UBI seeks to use market solutions to solve problems the market cannot solve. Jobs being increasingly outsourced to automation is an inevitable part of human advancement. It's also an inevitable part of capitalism as capitalists always want to decrease their labour costs
UBI seeks to maintain those market solutions to these problems without actually solving the root cause of the problems - being that when people lose their jobs, they lose the ability to provide basic necessities for themselves.
UBI simply enables people to return to the market to seek those solutions, the same market that creates the problem of not providing for everyone in the first place.
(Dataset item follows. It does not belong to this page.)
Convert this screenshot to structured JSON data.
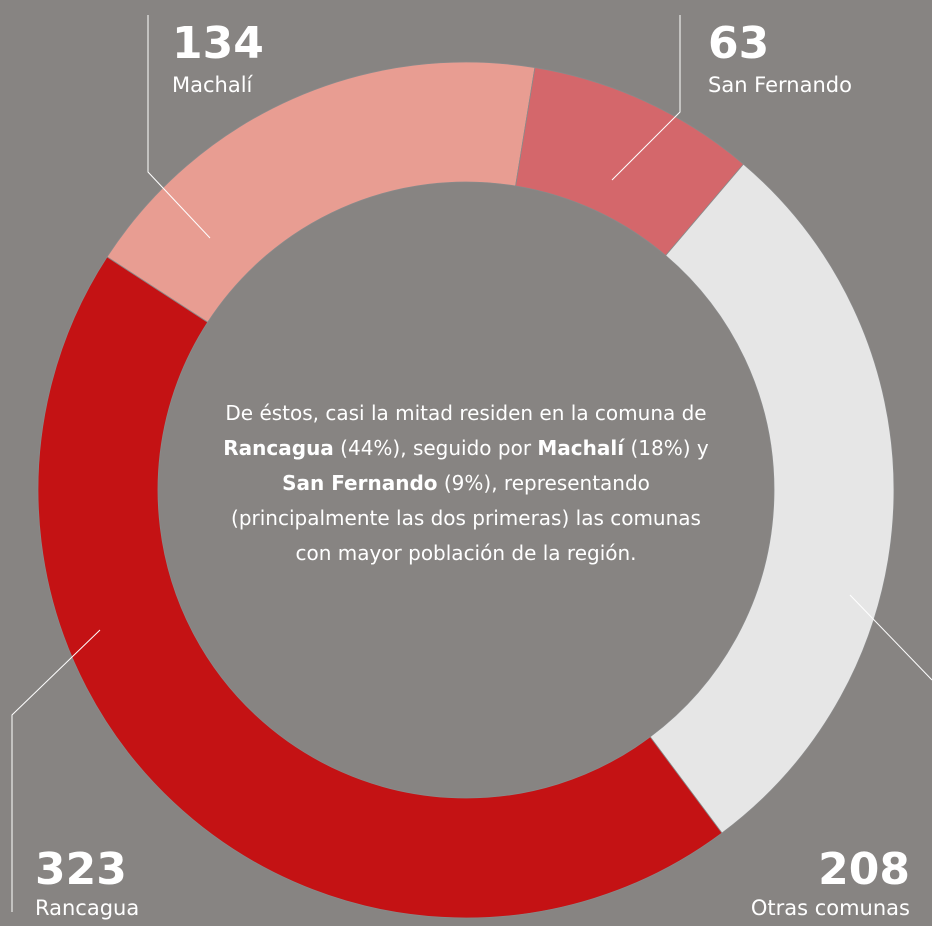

Universal Basic Services (UBS) would be much much better.
Rather than UBI, which would effectively just become a taxpayer funded landlord subsidy, UBS would cut out the middle man of the market and just provide the service directly to people for free which would likely mean wiser use of money too (e.g. no advertising, marketing etc)
Why give people money to buy food at Walmart when you could have nationalized supermarkets where food is free where there is a sort of quasi market with non health foods in that the stuff that's being left on the shelves doesn't get produced anymore?
Why give ppl money to pay rent to their landlord when you could just *give* them housing?

Why give ppl money to pay their healthcare insurance provider when you could just *give* them healthcare?

When billionaires like Elon Musk are backing UBI, you know it's not good for you
I know rent controls exist but rent controls will only last long term in two conditions:

1) Area of high property value
2) Area of high labour demand

These two things need to overlap for politicians to choose to maintain rent controls over listening to landlord lobbyists
This is why rent controls are maintained in New York City. It's an area of both high labour demand and high property values meaning one has to be curtailed for the other to be feasible. If labour can't afford to live close to work it's going to curtail economic growth
That's why politicians in places like NYC will choose to maintain rent controls because the economic impact of not doing it is larger let alone the political impact of scrapping it

In places of not high property values but high labour demand or vice versa, those rents will rise
Part of me is quite amused at the people who've only after seeing this thread gone "WOAH is this dude some kind of Communist or something?"
UBI could *maybe* work with something like the nationalization of land and price fixing on the value of land AND rent controls because if UBI did act as some kind of economic stimulus then that means the land goes up in value whilst the landlord can't raise rent...
So they'll end up just selling the property and evicting the tenant when it gets to the point that the value of that land with increased economic activity as a result of UBI (which I don't fully buy as a guaranteed outcome) goes up causes them to lose money
There's a LOT of caveats for UBI to work as I'm sure many of its proponents will fully admit, but I don't understand why leftists would pursue market based solutions to provide for the basic necessities when providing them directly is a much more straightforward idea
Is UBI the worst idea in the world? No of course not.

But for people who are advocating it, for the goals they're trying to achieve even if you didn't want to go my route of central planning then reverting back to some kind of Keynesianism makes more sense?
UBI seems like a plaster specifically for neoliberalism and globalism, whereas Keynesianism has incredible flaws but it was better than what we've got and seemed to do more to solve this issue than UBI would.

80% top tax rates, heavy union membership, heavy govt spending
I SHOULD ALSO CLARIFY

I understand this isn't increasing the supply of the money so it's not inflation in the traditional sense. It's a handful of capitalist in the most powerful enterprises, especially primary producers, looking to raise their bottom line.